Hilarious news comes today that JPMorgan Chase was socked with a “record” fine from the United Kingdom Financial Services Authority, the regulatory agency responsible for overseeing the banking industry and protecting the public from its potential depredations.

According to the Authority, the bank “committed a serious breach of our client money rules by failing to segregate billions of dollars of its clients’ money for nearly seven years… This penalty sends out a strong message to firms of all sizes that they must ensure client money is segregated in accordance with FSA rules. Firms need to sit up and take notice of this action — we have several more cases in the pipeline.”

Strong message!

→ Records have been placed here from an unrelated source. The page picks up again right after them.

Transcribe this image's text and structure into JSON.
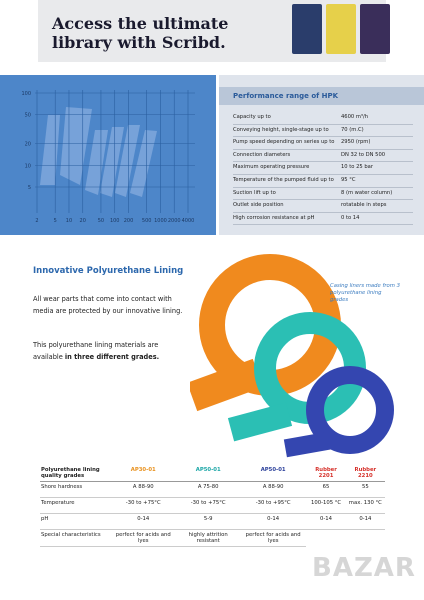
{
  "banner": {
    "title": "Access the ultimate library with Scribd."
  },
  "performance_chart": {
    "yticks": [
      100,
      50,
      20,
      10,
      5
    ],
    "xticks": [
      2,
      5,
      10,
      20,
      50,
      100,
      200,
      500,
      1000,
      2000,
      4000
    ]
  },
  "performance_table": {
    "title": "Performance range of HPK",
    "rows": [
      [
        "Capacity up to",
        "4600 m³/h"
      ],
      [
        "Conveying height, single-stage up to",
        "70 (m.C)"
      ],
      [
        "Pump speed depending on series up to",
        "2950 (rpm)"
      ],
      [
        "Connection diameters",
        "DN 32 to DN 500"
      ],
      [
        "Maximum operating pressure",
        "10 to 25 bar"
      ],
      [
        "Temperature of the pumped fluid up to",
        "95 °C"
      ],
      [
        "Suction lift up to",
        "8 (m water column)"
      ],
      [
        "Outlet side position",
        "rotatable in steps"
      ],
      [
        "High corrosion resistance at pH",
        "0 to 14"
      ]
    ]
  },
  "lining": {
    "title": "Innovative Polyurethane Lining",
    "paragraph1": "All wear parts that come into contact with media are protected by our innovative lining.",
    "paragraph2_start": "This polyurethane lining materials are available ",
    "paragraph2_bold": "in three different grades.",
    "caption": "Casing liners made from 3 polyurethane lining grades"
  },
  "grades_table": {
    "rows": [
      [
        "Polyurethane lining quality grades",
        "AP30-01",
        "AP50-01",
        "AP50-01",
        "Rubber 2201",
        "Rubber 2210"
      ],
      [
        "Shore hardness",
        "A 88-90",
        "A 75-80",
        "A 88-90",
        "65",
        "55"
      ],
      [
        "Temperature",
        "-30 to +75°C",
        "-30 to +75°C",
        "-30 to +95°C",
        "100-105 °C",
        "max. 130 °C"
      ],
      [
        "pH",
        "0-14",
        "5-9",
        "0-14",
        "0-14",
        "0-14"
      ],
      [
        "Special characteristics",
        "perfect for acids and lyes",
        "highly attrition resistant",
        "perfect for acids and lyes"
      ]
    ],
    "header_colors": [
      "#222222",
      "#e8901c",
      "#1aa6a6",
      "#2a3f9a",
      "#d6302a",
      "#d6302a"
    ]
  },
  "watermark": "BAZAR"
}
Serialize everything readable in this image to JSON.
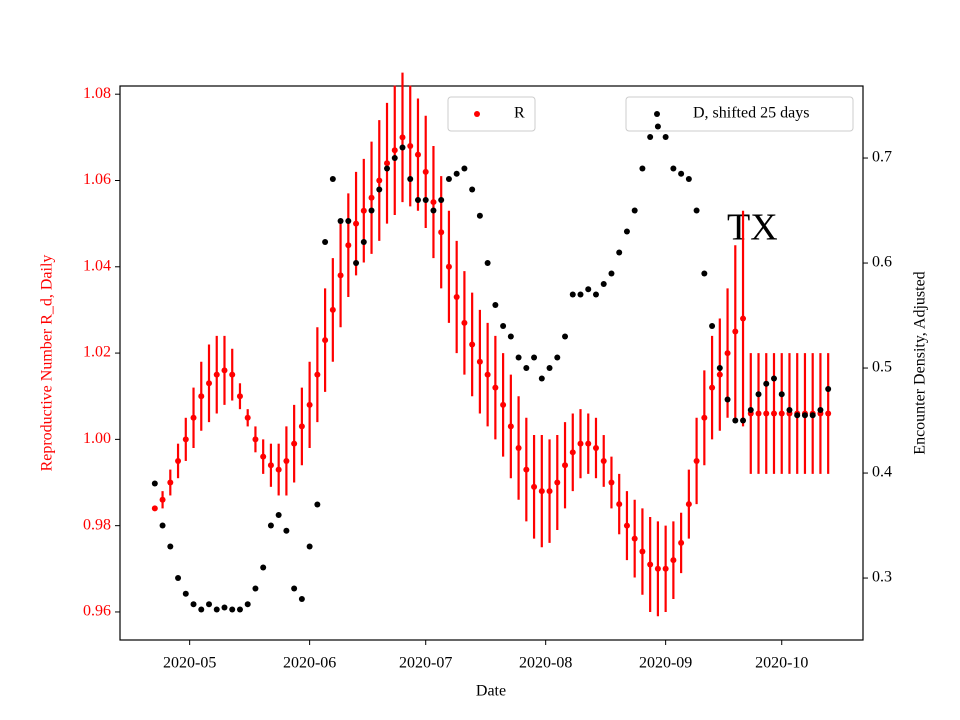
{
  "chart_data": {
    "type": "dual-scatter",
    "annotation": "TX",
    "x_label": "Date",
    "y_label": "Reproductive Number R_d, Daily",
    "y2_label": "Encounter Density, Adjusted",
    "xlim": [
      "2020-04-13",
      "2020-10-22"
    ],
    "xticks": [
      {
        "value": "2020-05-01",
        "label": "2020-05"
      },
      {
        "value": "2020-06-01",
        "label": "2020-06"
      },
      {
        "value": "2020-07-01",
        "label": "2020-07"
      },
      {
        "value": "2020-08-01",
        "label": "2020-08"
      },
      {
        "value": "2020-09-01",
        "label": "2020-09"
      },
      {
        "value": "2020-10-01",
        "label": "2020-10"
      }
    ],
    "ylim": [
      0.9535,
      1.0819
    ],
    "yticks": [
      0.96,
      0.98,
      {
        "value": 1,
        "label": "1.00"
      },
      1.02,
      1.04,
      1.06,
      1.08
    ],
    "y2lim": [
      0.241,
      0.7686
    ],
    "y2ticks": [
      0.3,
      0.4,
      0.5,
      0.6,
      0.7
    ],
    "x": [
      "2020-04-22",
      "2020-04-24",
      "2020-04-26",
      "2020-04-28",
      "2020-04-30",
      "2020-05-02",
      "2020-05-04",
      "2020-05-06",
      "2020-05-08",
      "2020-05-10",
      "2020-05-12",
      "2020-05-14",
      "2020-05-16",
      "2020-05-18",
      "2020-05-20",
      "2020-05-22",
      "2020-05-24",
      "2020-05-26",
      "2020-05-28",
      "2020-05-30",
      "2020-06-01",
      "2020-06-03",
      "2020-06-05",
      "2020-06-07",
      "2020-06-09",
      "2020-06-11",
      "2020-06-13",
      "2020-06-15",
      "2020-06-17",
      "2020-06-19",
      "2020-06-21",
      "2020-06-23",
      "2020-06-25",
      "2020-06-27",
      "2020-06-29",
      "2020-07-01",
      "2020-07-03",
      "2020-07-05",
      "2020-07-07",
      "2020-07-09",
      "2020-07-11",
      "2020-07-13",
      "2020-07-15",
      "2020-07-17",
      "2020-07-19",
      "2020-07-21",
      "2020-07-23",
      "2020-07-25",
      "2020-07-27",
      "2020-07-29",
      "2020-07-31",
      "2020-08-02",
      "2020-08-04",
      "2020-08-06",
      "2020-08-08",
      "2020-08-10",
      "2020-08-12",
      "2020-08-14",
      "2020-08-16",
      "2020-08-18",
      "2020-08-20",
      "2020-08-22",
      "2020-08-24",
      "2020-08-26",
      "2020-08-28",
      "2020-08-30",
      "2020-09-01",
      "2020-09-03",
      "2020-09-05",
      "2020-09-07",
      "2020-09-09",
      "2020-09-11",
      "2020-09-13",
      "2020-09-15",
      "2020-09-17",
      "2020-09-19",
      "2020-09-21",
      "2020-09-23",
      "2020-09-25",
      "2020-09-27",
      "2020-09-29",
      "2020-10-01",
      "2020-10-03",
      "2020-10-05",
      "2020-10-07",
      "2020-10-09",
      "2020-10-11",
      "2020-10-13"
    ],
    "series": [
      {
        "name": "R",
        "color": "#ff0000",
        "values": [
          0.984,
          0.986,
          0.99,
          0.995,
          1.0,
          1.005,
          1.01,
          1.013,
          1.015,
          1.016,
          1.015,
          1.01,
          1.005,
          1.0,
          0.996,
          0.994,
          0.993,
          0.995,
          0.999,
          1.003,
          1.008,
          1.015,
          1.023,
          1.03,
          1.038,
          1.045,
          1.05,
          1.053,
          1.056,
          1.06,
          1.064,
          1.067,
          1.07,
          1.068,
          1.066,
          1.062,
          1.055,
          1.048,
          1.04,
          1.033,
          1.027,
          1.022,
          1.018,
          1.015,
          1.012,
          1.008,
          1.003,
          0.998,
          0.993,
          0.989,
          0.988,
          0.988,
          0.99,
          0.994,
          0.997,
          0.999,
          0.999,
          0.998,
          0.995,
          0.99,
          0.985,
          0.98,
          0.977,
          0.974,
          0.971,
          0.97,
          0.97,
          0.972,
          0.976,
          0.985,
          0.995,
          1.005,
          1.012,
          1.015,
          1.02,
          1.025,
          1.028,
          1.006,
          1.006,
          1.006,
          1.006,
          1.006,
          1.006,
          1.006,
          1.006,
          1.006,
          1.006,
          1.006
        ],
        "errors": [
          0,
          0.002,
          0.003,
          0.004,
          0.005,
          0.007,
          0.008,
          0.009,
          0.009,
          0.008,
          0.006,
          0.003,
          0.002,
          0.003,
          0.004,
          0.005,
          0.006,
          0.008,
          0.009,
          0.009,
          0.01,
          0.011,
          0.012,
          0.012,
          0.012,
          0.012,
          0.012,
          0.012,
          0.013,
          0.014,
          0.014,
          0.015,
          0.015,
          0.014,
          0.013,
          0.013,
          0.013,
          0.013,
          0.013,
          0.013,
          0.012,
          0.012,
          0.012,
          0.012,
          0.012,
          0.012,
          0.012,
          0.012,
          0.012,
          0.012,
          0.013,
          0.012,
          0.011,
          0.01,
          0.009,
          0.008,
          0.007,
          0.007,
          0.006,
          0.006,
          0.007,
          0.008,
          0.009,
          0.01,
          0.011,
          0.011,
          0.01,
          0.009,
          0.007,
          0.008,
          0.01,
          0.011,
          0.012,
          0.013,
          0.015,
          0.02,
          0.025,
          0.014,
          0.014,
          0.014,
          0.014,
          0.014,
          0.014,
          0.014,
          0.014,
          0.014,
          0.014,
          0.014
        ]
      },
      {
        "name": "D, shifted 25 days",
        "color": "#000000",
        "axis": "y2",
        "values": [
          0.39,
          0.35,
          0.33,
          0.3,
          0.285,
          0.275,
          0.27,
          0.275,
          0.27,
          0.272,
          0.27,
          0.27,
          0.275,
          0.29,
          0.31,
          0.35,
          0.36,
          0.345,
          0.29,
          0.28,
          0.33,
          0.37,
          0.62,
          0.68,
          0.64,
          0.64,
          0.6,
          0.62,
          0.65,
          0.67,
          0.69,
          0.7,
          0.71,
          0.68,
          0.66,
          0.66,
          0.65,
          0.66,
          0.68,
          0.685,
          0.69,
          0.67,
          0.645,
          0.6,
          0.56,
          0.54,
          0.53,
          0.51,
          0.5,
          0.51,
          0.49,
          0.5,
          0.51,
          0.53,
          0.57,
          0.57,
          0.575,
          0.57,
          0.58,
          0.59,
          0.61,
          0.63,
          0.65,
          0.69,
          0.72,
          0.73,
          0.72,
          0.69,
          0.685,
          0.68,
          0.65,
          0.59,
          0.54,
          0.5,
          0.47,
          0.45,
          0.45,
          0.46,
          0.475,
          0.485,
          0.49,
          0.475,
          0.46,
          0.455,
          0.455,
          0.455,
          0.46,
          0.48
        ]
      }
    ]
  }
}
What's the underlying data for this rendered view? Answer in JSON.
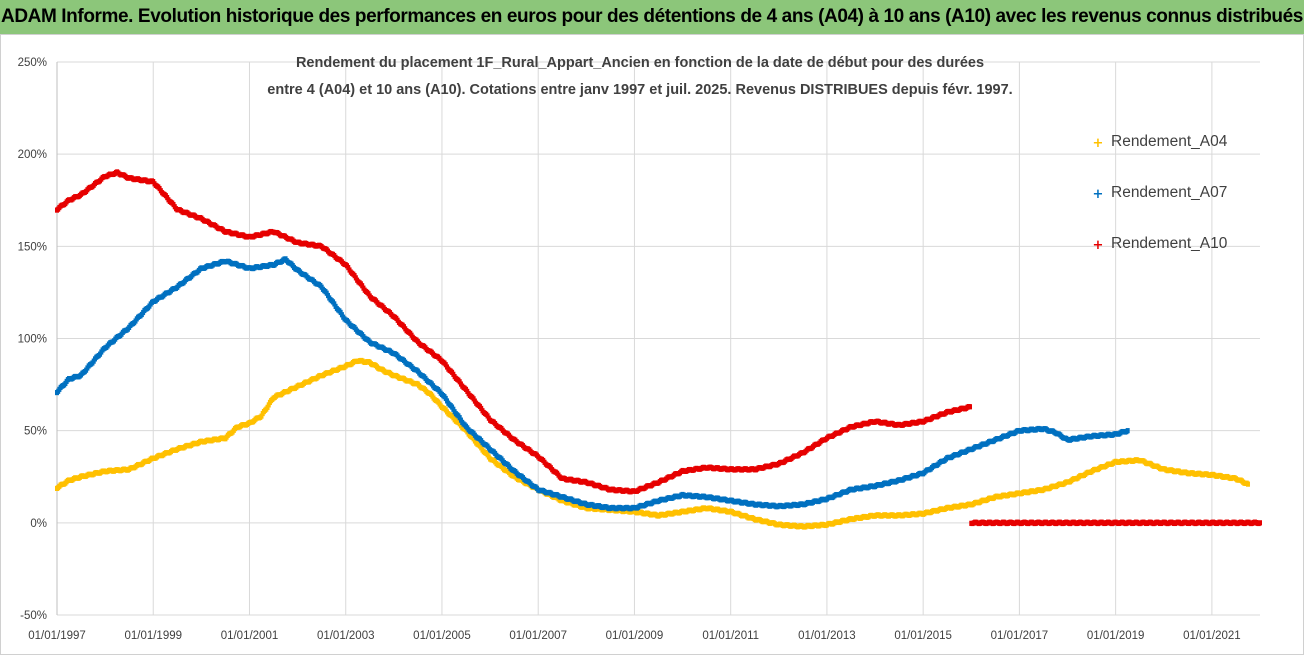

Take that, Jamie Dimon!

The fine comes to $49 million. Let’s see what that would mean to your average citizen. JP Morgan (JPM) brought in $108.6 billion in 2009, according to its first quarter call. Let’s do the math. If you take $49 million as a percentage of that annual income, you get something like this for varying notches on our social ladder:

An annual income of $50,000 would receive a fine of…$22.56. Is that right?

Obviously, an individual raking in $100,000 would be forced to pay twice that. Still seems pretty tolerable, if slightly obnoxious. That’s a full tank of gas on your way to your Canadian vacation, unless you drive an RV.

Likewise, one fortunate enough to be making $5,000,000 per year — probably a CEO or CFO of just such an institution as JPMorgan — would be required to fork over, what… gimme a minute…a bit over two grand?

Somebody help me.  Perhaps I’ve got it wrong. Those numbers don’t seem like anything that would make anybody sit up and take notice…but maybe my calculations are incorrect. Where’s a financial person when you really need one?